While the US is reviewing the H-1B visa process, Australia and the UK have already taken steps to curb visas to Indians.
In Washington on Friday, finance minister Arun Jaitley took up the proposed curbs on H-1B visas by the Trump administration at a meeting with US commerce secretary Wilbur Ross.
Officials said over the last decade there had been a surge in the outgo of royalty and technical fees, especially after the government lifted the caps on royalty pay-outs in 2009.
Till 2009, there was a royalty cap of 8 per cent on exports and 5 per cent on domestic sales and a cap on fees or royalty paid for using trademarks of 2 per cent on exports and 1 per cent on domestic sales.
The government had removed the caps since then and theoretically a firm can now repatriate any amount as royalty.
Studies show that in 2012-13, some 71 MNCs earned a combined Rs4,838 crore from their Indian subsidiaries as royalty and technical fees. Their total dividend income was lower at Rs4,529 crore.
For example, the royalty paid out by Maruti Suzuki India to its Japanese parent has nearly tripled from 13 per cent in 2005-06 to 36 per cent of profits before tax in 2014-15, according to research firm IiAS.
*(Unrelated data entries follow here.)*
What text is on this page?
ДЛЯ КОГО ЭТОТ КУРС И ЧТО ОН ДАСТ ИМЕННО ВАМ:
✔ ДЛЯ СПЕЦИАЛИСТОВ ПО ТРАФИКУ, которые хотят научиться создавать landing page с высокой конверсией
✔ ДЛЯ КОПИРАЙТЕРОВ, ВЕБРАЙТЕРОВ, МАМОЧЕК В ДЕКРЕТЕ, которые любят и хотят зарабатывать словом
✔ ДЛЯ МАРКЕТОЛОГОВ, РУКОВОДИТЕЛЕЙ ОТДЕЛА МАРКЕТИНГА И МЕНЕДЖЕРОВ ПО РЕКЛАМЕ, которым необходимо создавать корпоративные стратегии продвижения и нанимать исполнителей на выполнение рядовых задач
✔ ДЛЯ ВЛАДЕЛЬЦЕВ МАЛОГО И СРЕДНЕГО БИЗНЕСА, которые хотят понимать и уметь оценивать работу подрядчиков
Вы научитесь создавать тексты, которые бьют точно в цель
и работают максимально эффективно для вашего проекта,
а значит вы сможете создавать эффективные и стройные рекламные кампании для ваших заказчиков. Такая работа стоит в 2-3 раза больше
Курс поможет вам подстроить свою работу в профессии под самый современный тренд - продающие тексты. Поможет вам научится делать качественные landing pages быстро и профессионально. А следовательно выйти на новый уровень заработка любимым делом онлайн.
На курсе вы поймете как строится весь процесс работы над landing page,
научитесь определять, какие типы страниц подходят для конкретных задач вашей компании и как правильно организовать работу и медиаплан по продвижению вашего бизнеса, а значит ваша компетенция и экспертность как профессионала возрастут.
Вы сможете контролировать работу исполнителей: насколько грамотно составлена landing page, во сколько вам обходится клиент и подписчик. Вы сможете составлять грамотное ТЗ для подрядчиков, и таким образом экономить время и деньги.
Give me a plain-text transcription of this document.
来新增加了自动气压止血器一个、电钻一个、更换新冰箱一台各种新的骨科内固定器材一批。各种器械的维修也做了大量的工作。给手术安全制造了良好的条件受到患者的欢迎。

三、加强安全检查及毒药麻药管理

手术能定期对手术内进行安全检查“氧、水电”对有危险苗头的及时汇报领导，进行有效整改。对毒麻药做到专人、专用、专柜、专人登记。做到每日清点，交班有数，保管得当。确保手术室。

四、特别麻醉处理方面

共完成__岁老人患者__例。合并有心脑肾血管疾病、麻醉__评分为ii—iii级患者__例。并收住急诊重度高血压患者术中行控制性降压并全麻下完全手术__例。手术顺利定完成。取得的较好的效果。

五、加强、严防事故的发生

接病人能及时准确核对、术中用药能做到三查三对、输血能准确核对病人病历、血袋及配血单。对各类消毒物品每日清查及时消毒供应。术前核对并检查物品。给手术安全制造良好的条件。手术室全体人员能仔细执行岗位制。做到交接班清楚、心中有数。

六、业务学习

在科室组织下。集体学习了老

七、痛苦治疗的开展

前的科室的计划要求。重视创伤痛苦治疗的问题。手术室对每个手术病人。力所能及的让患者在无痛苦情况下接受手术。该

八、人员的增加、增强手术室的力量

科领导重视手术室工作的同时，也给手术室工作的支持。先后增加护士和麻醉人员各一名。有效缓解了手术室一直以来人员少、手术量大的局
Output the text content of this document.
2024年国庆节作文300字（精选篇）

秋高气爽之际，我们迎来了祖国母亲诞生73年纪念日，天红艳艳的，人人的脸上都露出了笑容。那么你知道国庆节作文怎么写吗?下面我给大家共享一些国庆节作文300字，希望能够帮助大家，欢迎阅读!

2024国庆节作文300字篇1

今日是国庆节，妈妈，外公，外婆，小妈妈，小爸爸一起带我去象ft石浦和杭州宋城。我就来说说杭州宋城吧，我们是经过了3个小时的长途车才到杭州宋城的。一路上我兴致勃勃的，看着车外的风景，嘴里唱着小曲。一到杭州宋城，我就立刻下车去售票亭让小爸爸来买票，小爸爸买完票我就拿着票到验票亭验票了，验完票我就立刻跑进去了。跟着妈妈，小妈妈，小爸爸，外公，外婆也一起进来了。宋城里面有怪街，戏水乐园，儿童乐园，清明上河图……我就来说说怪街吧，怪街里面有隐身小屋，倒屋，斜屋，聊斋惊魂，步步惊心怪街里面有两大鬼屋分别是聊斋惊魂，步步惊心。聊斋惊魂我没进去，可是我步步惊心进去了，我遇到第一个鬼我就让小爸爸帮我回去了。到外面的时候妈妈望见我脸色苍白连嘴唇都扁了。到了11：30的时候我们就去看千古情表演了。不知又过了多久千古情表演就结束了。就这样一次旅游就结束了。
The department of industrial policy and promotion is now planning to put a lid on such royalty payments.
The measures being planned include making such payments non-tax-deductible, particularly for royalties on trademarks and brands; linking payments to new research inputs from the foreign parent; and regulating the amount that can be paid to a related company by simply placing a cap in percentage terms of gross sales.
''The finance ministry is against the last – that is a percentage cap - as they say this affects transfer of new technology. Other innovative ways are being considered,'' officials said.
Jaitley meets Ross
Officials also said that Jaitley's meeting with Ross, billed as the first cabinet level interaction between the two countries, comes in the wake of a meeting between Prime Minister Narendra Modi and US National Security Adviser Lt Gen H R McMaster on defence ties between the two countries.
While Jaitley made out a case for Indian IT firms being allowed their normal quota of temporary work visas for software engineers, Ross tried to address concerns by pointing out that the US had merely started a process of reviewing the visa category and no decisions on curbs had been taken.
Jaitley outlined the significant contributions the skilled Indian professionals have made to the US economy and expressed hope that the US administration will take this aspect into consideration while taking any decision.
Ross is understood to have said that whatever the outcome of the review process, the Trump administration's objective is to have a merit-based immigration policy that gives preference to highly-skilled professionals.
The executive order signed by Trump earlier this week calls for a review of H-1B visas by the departments of state, labour, homeland security and justice.
The H-1B visa is a non-immigrant visa that allows US companies to employ foreign workers in speciality fields. Indian technology companies depend on it to hire tens of thousands of employees each year for their US operations.
The US market accounts for about 60 per cent of the revenue of the Indian IT industry.